Thursday, March 03, 2011

I Came, I Saw, I Bowled


Pop-up books. Pop-up stores. And now pop-up restaurants. Combine that with the recent craze for ramen noodles and you've got Boke Bowl, the brainchild of Brannon Riceci and blogger Patrick Fleming.

We're not talking about the ramen you remember from your college days when ten packages of those dried, curly noodles cost a buck and you could cook them up in the percolator in your dorm room. And forget that super-salty, chemical-laden "broth" from a little foil packet.

The noodles that Fleming and his crew make have a handmade toothiness, with a regular wheat version and a gluten-free yam noodle option. The broths profferred the day I was there, variations on Japanese dashi, were seafood miso, a meaty pork-and-chicken combo and a light caramelized fennel. Each bowl comes with greens, mushrooms, butternut squash and water chestnuts, and inventive additions can be ordered individually.

The meal started out with a plate of airy rice crisps with a little bowl of a housemade sriracha dipping sauce (right) alongside. Both my dining companion, mistress of the Pacific NW Cheese Project, Tami Parr, and I only half-jokingly asked if we could each get a quart of it to go. Its heat was cooled by the agua frescas (above left), though it was tempting to try a (for me, nap-inducing) cocktail from Oba's terrific-sounding bar menu.

We also selected the steamed buns, a choice of grilled eggplant with pickled mustard sauce or a version containing char sui pork, cucumber and green onion (left). Not the usual stuffed dumplings, these were more like tacos, the filling sandwiched in the fold of a fluffy disk of dough.

Apparently the Brussels sprout salad, warm Brussels sprouts, cauliflower, blood orange and house tofu croutons with Thai vinaigrette, was amazing judging from the sighs coming from nearby tables, but after the chips and buns, and knowing that a couple of big bowls of soup were on the way, we decided that in this case discretion was the better part of valor.

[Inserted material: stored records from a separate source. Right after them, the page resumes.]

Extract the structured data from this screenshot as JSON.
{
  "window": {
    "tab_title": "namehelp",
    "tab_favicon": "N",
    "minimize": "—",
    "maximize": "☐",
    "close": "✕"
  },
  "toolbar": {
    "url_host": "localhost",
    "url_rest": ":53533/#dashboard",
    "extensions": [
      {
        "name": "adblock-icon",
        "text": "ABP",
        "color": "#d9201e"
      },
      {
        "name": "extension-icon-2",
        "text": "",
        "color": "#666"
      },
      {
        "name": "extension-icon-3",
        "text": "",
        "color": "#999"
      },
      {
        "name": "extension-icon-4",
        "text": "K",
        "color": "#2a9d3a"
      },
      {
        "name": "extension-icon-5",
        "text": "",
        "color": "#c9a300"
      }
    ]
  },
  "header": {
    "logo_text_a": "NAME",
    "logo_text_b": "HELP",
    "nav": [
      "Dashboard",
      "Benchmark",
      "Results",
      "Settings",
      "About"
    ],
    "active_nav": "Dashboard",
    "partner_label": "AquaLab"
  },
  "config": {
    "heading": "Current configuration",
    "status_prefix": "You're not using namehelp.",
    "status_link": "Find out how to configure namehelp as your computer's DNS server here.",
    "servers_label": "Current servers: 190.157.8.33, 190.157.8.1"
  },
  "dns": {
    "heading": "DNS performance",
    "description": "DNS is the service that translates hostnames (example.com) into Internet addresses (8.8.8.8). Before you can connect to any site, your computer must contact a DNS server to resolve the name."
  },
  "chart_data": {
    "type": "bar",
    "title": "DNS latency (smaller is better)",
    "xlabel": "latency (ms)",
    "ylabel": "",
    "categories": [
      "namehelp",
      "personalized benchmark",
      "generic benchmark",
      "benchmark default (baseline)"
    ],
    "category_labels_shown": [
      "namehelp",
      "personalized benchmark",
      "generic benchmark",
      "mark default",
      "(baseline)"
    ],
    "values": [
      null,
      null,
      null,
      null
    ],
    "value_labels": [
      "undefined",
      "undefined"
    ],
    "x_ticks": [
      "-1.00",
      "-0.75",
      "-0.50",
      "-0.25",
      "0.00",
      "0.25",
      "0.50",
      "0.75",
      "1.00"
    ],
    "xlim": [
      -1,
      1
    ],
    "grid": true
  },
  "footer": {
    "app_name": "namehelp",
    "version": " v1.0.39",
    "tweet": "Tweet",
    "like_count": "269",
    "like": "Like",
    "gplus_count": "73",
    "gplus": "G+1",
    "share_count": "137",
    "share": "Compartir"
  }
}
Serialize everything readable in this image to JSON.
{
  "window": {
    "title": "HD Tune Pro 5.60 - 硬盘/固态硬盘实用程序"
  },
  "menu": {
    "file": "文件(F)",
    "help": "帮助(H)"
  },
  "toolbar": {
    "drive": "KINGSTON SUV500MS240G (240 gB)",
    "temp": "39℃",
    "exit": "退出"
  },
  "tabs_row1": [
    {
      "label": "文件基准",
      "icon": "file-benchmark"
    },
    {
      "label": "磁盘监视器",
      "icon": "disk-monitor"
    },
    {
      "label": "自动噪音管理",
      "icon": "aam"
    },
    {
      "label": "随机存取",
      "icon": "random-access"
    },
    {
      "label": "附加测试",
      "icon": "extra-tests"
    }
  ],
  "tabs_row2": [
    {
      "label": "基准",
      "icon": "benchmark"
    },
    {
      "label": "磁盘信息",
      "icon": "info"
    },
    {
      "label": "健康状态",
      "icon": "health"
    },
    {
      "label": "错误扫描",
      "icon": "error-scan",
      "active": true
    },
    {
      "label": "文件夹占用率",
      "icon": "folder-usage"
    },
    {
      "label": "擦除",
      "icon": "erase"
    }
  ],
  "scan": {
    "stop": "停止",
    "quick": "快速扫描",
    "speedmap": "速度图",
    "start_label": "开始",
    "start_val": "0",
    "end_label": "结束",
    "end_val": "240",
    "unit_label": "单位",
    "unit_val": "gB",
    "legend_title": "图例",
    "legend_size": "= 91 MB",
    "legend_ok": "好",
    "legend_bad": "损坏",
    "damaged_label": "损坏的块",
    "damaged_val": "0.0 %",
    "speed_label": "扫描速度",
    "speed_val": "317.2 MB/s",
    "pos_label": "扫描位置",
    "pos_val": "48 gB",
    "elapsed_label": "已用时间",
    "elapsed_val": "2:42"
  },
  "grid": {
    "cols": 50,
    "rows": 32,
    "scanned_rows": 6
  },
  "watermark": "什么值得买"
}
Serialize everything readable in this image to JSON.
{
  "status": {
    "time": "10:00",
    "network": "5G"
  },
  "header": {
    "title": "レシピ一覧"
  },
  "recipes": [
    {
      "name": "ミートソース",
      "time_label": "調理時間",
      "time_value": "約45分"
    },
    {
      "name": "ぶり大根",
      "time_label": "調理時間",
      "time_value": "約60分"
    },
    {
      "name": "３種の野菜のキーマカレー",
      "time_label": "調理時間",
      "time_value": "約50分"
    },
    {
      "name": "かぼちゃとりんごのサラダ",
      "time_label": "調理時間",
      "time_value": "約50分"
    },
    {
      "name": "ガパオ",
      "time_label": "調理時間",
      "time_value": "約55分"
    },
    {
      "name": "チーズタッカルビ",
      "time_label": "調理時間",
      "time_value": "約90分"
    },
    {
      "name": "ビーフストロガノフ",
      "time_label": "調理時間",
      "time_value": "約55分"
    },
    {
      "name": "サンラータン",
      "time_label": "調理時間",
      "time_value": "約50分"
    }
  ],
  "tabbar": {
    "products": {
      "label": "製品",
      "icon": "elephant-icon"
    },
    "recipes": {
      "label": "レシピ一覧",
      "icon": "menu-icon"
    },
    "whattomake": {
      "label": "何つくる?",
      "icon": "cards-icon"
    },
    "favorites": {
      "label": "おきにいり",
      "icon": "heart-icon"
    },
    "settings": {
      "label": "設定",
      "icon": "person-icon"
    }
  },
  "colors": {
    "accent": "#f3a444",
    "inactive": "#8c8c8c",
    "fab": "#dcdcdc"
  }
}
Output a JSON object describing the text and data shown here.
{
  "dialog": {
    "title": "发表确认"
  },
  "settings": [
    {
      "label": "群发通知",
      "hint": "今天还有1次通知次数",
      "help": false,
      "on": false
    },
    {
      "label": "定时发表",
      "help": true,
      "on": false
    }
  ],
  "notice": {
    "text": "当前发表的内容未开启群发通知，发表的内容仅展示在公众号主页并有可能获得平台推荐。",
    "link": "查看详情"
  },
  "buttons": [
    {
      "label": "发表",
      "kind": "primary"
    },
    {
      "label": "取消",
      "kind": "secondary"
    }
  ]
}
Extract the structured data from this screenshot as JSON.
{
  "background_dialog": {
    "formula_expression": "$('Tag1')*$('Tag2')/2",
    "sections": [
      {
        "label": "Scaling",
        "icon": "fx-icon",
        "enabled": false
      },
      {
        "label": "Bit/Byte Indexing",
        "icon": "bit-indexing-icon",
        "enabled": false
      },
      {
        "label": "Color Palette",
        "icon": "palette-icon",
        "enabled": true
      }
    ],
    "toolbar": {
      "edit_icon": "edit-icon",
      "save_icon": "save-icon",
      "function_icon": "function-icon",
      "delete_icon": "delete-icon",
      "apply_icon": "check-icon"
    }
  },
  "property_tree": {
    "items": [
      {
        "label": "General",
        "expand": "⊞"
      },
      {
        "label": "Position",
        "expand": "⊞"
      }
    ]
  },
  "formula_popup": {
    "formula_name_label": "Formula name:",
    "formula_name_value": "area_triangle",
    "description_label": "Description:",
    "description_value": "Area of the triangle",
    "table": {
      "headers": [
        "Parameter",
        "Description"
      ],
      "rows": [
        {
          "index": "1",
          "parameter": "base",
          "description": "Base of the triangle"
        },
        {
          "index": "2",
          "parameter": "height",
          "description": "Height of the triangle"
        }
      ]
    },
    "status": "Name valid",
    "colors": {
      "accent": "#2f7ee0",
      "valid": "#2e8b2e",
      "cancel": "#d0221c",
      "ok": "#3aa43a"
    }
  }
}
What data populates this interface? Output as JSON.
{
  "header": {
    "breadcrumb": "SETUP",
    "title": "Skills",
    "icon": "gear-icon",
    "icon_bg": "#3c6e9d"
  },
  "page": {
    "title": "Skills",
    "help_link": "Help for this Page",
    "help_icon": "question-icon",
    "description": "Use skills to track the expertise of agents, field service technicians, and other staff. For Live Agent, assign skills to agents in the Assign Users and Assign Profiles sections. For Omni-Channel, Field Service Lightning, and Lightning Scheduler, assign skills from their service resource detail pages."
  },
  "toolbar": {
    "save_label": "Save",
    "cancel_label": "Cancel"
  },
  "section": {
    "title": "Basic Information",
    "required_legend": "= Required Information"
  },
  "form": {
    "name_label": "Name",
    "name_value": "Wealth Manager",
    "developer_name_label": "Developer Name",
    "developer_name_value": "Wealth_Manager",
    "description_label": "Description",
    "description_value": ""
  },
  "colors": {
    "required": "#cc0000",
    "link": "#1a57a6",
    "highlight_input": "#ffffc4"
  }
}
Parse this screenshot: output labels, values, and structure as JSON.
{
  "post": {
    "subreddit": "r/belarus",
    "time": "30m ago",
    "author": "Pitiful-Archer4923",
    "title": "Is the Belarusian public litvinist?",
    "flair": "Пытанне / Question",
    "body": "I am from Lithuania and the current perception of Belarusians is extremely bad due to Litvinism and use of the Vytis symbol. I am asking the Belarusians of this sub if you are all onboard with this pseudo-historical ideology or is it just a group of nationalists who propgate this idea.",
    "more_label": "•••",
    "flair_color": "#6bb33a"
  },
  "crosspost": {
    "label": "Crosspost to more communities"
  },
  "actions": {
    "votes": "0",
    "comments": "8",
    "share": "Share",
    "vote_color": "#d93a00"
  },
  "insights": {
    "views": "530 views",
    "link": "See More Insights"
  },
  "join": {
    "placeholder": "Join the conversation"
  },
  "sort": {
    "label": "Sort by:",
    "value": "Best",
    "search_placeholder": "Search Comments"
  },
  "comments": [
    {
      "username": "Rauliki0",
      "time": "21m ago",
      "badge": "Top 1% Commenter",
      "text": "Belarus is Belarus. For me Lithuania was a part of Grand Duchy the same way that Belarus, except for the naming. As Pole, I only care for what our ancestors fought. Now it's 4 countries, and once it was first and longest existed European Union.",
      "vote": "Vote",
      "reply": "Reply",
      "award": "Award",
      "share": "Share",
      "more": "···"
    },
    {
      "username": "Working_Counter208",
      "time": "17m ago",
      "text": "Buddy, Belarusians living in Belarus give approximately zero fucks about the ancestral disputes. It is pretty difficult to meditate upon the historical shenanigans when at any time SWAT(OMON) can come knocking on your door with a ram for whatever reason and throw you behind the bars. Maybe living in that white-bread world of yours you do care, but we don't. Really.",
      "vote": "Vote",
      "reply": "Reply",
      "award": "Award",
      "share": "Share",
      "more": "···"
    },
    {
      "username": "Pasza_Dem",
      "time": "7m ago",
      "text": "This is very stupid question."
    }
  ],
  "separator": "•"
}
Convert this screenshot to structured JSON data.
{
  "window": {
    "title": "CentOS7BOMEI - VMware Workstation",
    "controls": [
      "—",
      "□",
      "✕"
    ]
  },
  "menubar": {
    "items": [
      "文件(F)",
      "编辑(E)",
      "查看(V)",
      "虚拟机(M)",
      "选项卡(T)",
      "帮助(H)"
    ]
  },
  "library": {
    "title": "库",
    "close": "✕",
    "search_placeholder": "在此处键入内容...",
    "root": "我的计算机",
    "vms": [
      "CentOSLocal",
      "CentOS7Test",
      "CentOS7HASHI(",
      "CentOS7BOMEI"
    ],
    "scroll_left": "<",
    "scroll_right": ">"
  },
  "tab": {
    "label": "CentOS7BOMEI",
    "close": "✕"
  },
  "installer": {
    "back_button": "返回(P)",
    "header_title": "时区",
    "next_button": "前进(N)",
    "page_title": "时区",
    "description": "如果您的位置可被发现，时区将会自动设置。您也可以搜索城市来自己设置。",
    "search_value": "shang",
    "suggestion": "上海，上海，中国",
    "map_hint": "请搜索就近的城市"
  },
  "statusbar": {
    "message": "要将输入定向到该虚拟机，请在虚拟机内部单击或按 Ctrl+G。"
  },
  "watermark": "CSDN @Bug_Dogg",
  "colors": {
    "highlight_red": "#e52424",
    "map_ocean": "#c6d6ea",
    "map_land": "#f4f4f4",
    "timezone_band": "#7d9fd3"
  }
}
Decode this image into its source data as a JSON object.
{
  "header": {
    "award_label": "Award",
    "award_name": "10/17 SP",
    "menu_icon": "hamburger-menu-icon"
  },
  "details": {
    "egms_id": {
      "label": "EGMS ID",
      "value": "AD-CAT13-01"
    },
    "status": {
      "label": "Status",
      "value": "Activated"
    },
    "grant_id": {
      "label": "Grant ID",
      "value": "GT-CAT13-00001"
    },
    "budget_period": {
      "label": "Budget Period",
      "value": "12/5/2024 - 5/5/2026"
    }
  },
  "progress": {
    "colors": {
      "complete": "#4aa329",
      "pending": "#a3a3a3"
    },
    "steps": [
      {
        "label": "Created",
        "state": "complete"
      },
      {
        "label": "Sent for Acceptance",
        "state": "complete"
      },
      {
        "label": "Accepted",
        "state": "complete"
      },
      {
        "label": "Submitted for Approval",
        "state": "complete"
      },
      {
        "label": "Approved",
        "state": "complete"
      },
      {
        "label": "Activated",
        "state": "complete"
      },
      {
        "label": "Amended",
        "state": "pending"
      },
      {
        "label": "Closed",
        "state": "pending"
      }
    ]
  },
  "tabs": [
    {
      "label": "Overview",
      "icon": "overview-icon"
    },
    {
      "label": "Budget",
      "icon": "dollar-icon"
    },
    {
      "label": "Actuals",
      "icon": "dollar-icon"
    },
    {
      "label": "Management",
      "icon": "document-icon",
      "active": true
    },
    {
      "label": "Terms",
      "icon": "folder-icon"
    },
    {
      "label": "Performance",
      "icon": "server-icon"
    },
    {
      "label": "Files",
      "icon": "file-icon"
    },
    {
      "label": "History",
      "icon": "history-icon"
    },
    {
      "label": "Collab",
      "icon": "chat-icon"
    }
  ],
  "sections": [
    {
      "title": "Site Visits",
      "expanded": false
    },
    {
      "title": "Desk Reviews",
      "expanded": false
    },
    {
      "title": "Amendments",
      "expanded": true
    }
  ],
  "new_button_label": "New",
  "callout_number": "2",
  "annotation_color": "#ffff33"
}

My pork and chicken broth (top photo), a stew so dark and rich that even Toshiro Mifune would have a hard time stomping his way through it, came with choices like buttermilk fried chicken, pork belly or a slow-poached egg. Having heard from the event's DJ, Cabeza de Queso (right), that the fried chicken was to-die-for delicious, I chose it and was rewarded with an odalisque of crispy-on-the-outside, moist-on-the-inside nuggets sitting on top of my noodles with a dollop of aioli.

The last-Monday-of-the-month schedule, posted at the last minute on the website, happens at a rotating list of local restaurants. Past event locations have included Bijou Café, Cruzroom and the Globe, all at night, the one I attended at Oba being the first lunch the team had attempted. While this kind of schedule provides its fans an element of eager anticipation with a whiff of exclusiveness, it also makes it a challenging way to run a restaurant.

Patrick and Brannon only have a skeleton crew themselves, relying on the kitchen staff at the event location to put out the bulk of the food on the day of service. For the most part these are dishes that the line staff has never made (or seen) before. Plus the abbreviated schedule and throngs of fans being seated all at once means that mistakes can happen, like my first bowl of soup arriving after a significant wait and sans the requisite ramen. When the lack of the main ingredient was pointed out, a new bowl was quickly provided (and I wasn't charged for it). Also, some of the noodles were initially clumped together in a mass that required some work to untangle.

Overall, though, it was a fun and, yes, exciting experience, and if a rumored permanent location for this experiment-in-a-bowl does materialize, any problems with consistency should disappear with the addition of a permanent staff. Until then, though, you'll have to monitor their website and go knowing that the unexpected is always lurking in the wings.

Details: Boke Bowl. Last Monday of the month pop-up event. Monitor the website for next location.